With this fact pattern, his earlier admonition to the crowd to move forward “peacefully and patriotically” looks, to Mr. French’s eyes, “more like pro forma ass-covering than a genuine plea. It was a drop of pacifism in an ocean of incitement.”

The purpose of gathering all possible information on this ugly historical event is to see that those who did it are exposed and punished so it never happens again. If Mr. Trump had succeeded, he would have produced a new era, in which democracy and its processes would no longer work in America, in which the outcome of every national election would be a question. We can’t allow that because we can’t survive that way, we’d be finished.

What is important now is getting more people testifying publicly under oath. More people are going to want to talk. The committee should be given the resources to pick up its pace and lengthen its schedule.

After Ms. Hutchinson, the testimony of Messrs. Meadows and Cipollone is more crucial than ever. Mr. Meadows was in the thick of everything on 1/6 and before, as the conspiracy unfolded. Ms. Hutchinson said he asked for a presidential pardon. Did he? For what? (Mr. Meadows has denied it.)

Mr. Cipollone, also at the heart of events, is an interesting case.
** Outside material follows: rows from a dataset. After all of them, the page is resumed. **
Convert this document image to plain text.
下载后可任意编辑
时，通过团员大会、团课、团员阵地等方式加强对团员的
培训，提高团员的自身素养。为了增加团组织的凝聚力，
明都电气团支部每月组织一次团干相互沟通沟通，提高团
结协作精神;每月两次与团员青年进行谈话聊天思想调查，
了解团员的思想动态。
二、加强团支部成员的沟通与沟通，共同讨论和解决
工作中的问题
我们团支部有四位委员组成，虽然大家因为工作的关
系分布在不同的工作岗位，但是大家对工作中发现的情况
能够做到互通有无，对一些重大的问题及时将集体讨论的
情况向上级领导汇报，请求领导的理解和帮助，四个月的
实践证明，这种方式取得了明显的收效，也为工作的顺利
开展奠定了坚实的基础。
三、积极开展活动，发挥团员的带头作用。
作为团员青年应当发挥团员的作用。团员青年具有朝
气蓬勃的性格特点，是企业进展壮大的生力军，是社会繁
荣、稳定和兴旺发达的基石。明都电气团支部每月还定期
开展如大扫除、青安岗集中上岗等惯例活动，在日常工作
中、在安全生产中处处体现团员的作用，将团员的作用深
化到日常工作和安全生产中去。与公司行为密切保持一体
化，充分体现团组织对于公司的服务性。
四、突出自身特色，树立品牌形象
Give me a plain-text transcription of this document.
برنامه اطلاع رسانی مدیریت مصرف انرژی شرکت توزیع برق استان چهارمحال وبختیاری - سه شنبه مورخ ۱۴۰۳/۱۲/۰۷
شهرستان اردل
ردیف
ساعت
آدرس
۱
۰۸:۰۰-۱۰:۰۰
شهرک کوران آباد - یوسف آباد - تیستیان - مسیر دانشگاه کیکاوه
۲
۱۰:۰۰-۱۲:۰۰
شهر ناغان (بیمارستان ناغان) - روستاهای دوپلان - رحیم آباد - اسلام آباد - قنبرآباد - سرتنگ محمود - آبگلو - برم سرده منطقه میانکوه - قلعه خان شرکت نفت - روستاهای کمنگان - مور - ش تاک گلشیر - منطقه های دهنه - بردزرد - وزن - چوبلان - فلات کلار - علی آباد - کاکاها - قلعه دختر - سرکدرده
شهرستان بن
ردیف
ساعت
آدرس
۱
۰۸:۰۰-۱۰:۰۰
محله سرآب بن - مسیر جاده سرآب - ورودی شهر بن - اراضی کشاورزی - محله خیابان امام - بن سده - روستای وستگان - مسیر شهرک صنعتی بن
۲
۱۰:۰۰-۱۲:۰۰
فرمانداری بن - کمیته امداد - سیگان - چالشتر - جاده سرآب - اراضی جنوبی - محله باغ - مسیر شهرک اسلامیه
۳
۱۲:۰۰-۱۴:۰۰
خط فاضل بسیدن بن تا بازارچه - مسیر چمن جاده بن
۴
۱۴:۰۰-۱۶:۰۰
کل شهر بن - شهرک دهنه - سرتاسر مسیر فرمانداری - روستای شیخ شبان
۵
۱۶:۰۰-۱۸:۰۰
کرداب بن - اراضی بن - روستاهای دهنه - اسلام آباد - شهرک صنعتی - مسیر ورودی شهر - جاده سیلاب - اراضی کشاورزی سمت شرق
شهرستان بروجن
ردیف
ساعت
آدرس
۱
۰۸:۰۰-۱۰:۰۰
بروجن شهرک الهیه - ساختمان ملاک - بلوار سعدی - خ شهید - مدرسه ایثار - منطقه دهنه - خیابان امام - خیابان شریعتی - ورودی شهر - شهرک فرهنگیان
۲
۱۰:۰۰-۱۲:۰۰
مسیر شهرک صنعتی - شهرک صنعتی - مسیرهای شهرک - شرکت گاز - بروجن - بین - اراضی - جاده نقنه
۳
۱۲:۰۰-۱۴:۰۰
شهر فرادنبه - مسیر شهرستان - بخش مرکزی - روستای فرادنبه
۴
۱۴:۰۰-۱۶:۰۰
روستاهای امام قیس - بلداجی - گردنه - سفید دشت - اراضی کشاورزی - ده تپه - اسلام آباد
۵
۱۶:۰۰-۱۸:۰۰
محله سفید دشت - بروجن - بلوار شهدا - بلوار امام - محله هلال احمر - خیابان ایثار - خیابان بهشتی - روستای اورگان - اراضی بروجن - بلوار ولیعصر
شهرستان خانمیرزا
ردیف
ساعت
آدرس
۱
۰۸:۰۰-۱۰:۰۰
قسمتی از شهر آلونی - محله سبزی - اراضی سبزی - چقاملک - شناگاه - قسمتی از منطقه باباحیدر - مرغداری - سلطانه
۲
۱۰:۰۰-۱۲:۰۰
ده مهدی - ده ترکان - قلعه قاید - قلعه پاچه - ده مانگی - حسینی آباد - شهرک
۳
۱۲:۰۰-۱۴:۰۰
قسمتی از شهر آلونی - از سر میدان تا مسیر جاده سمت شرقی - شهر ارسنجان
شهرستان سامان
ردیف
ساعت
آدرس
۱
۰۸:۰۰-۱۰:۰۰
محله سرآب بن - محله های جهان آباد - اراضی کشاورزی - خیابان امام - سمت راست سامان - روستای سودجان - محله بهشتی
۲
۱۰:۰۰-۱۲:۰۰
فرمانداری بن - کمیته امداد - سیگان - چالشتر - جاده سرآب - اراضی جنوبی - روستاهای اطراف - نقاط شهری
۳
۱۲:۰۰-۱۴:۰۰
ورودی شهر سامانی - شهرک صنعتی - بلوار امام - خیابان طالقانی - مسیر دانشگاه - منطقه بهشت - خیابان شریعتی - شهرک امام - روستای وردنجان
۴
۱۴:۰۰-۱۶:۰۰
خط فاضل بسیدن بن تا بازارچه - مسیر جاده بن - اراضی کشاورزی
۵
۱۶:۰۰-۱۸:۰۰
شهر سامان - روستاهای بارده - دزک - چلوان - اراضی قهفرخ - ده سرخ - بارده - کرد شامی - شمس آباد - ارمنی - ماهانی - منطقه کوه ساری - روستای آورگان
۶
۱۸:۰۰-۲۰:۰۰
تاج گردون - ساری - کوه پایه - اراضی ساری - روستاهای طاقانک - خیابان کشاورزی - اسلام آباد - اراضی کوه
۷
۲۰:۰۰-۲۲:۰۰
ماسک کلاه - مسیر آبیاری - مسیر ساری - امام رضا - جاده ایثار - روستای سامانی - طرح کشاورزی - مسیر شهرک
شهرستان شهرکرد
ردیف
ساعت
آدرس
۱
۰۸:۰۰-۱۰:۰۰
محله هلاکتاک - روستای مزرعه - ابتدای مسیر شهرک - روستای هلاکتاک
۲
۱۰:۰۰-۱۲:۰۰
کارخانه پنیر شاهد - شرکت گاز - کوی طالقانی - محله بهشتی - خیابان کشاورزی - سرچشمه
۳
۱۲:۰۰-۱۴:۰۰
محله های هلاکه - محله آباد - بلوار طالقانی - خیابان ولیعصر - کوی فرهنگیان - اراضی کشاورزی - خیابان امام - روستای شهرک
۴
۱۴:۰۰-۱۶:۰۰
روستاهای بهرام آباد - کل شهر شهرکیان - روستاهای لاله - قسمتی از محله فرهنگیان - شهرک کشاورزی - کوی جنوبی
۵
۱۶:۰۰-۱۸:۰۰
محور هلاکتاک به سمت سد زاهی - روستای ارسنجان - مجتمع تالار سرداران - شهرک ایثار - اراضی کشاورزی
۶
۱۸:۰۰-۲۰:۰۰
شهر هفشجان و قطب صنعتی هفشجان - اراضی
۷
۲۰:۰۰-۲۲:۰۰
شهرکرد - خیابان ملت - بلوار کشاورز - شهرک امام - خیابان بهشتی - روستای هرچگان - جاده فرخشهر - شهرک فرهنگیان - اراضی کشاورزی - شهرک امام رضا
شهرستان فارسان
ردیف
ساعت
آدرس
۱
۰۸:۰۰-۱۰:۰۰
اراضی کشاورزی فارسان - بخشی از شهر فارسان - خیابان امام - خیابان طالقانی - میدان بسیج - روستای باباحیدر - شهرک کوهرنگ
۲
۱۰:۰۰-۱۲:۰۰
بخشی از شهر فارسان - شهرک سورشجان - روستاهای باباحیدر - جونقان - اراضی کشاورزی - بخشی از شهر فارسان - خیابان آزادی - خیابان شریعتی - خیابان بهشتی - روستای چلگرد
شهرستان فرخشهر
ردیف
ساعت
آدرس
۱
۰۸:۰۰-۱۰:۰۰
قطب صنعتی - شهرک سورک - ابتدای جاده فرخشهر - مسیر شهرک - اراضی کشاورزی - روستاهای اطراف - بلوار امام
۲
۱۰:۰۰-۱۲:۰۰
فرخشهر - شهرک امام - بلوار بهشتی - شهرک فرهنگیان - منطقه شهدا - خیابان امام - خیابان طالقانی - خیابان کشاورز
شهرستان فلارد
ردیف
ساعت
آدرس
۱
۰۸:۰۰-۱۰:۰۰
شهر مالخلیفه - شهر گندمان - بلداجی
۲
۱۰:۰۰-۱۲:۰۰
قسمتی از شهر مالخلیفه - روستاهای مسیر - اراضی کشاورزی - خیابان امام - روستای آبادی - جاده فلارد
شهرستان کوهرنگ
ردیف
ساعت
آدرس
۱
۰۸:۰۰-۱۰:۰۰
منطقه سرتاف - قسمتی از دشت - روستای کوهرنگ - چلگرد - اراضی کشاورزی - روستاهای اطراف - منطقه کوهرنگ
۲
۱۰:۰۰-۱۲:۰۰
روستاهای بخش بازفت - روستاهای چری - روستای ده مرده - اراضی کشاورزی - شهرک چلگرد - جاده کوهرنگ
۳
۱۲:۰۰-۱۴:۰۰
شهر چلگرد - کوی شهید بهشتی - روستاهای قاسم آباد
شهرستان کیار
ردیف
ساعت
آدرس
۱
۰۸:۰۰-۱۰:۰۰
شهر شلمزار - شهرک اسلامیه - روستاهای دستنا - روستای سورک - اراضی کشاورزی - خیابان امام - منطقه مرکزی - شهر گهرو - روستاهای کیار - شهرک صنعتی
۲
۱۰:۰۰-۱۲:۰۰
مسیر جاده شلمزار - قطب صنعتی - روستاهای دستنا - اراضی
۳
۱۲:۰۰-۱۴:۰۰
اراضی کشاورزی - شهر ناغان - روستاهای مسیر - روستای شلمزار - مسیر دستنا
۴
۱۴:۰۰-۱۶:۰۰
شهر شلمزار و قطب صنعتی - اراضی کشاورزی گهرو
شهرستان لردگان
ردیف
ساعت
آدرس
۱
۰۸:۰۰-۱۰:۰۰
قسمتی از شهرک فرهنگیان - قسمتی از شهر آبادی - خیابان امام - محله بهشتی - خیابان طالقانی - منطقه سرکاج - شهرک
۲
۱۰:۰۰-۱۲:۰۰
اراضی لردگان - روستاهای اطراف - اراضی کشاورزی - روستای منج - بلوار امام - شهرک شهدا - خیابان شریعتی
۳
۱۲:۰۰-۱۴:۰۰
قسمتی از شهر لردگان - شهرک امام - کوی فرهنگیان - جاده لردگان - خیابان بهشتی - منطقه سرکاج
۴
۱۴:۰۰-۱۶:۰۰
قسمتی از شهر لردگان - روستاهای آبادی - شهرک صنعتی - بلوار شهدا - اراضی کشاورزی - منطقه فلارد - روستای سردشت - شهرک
Almost every book and article about the end of the Trump administration portrays him as a bit of a hero, so it’s generally assumed he was more than a bit of a source. Why so shy now?

He knows whether Ms. Hutchinson told the truth. He knows more than that.

Mr. Cipollone is said to have concerns regarding questions of executive privilege. Rep. Liz Cheney implied in hearings that it was simpler than that: “Our committee is certain that Donald Trump does not want Mr. Cipollone to testify here.”

It is possible he’s keen to keep his business and political ties to Trumpworld and has concluded he can maintain them by never saying in public what one might say in private, on background. Let the girl be brave; he will be careful.

But he owes the public that paid his salary the truth, and until he does his Washington nickname, “Patsy Baloney,” will stick.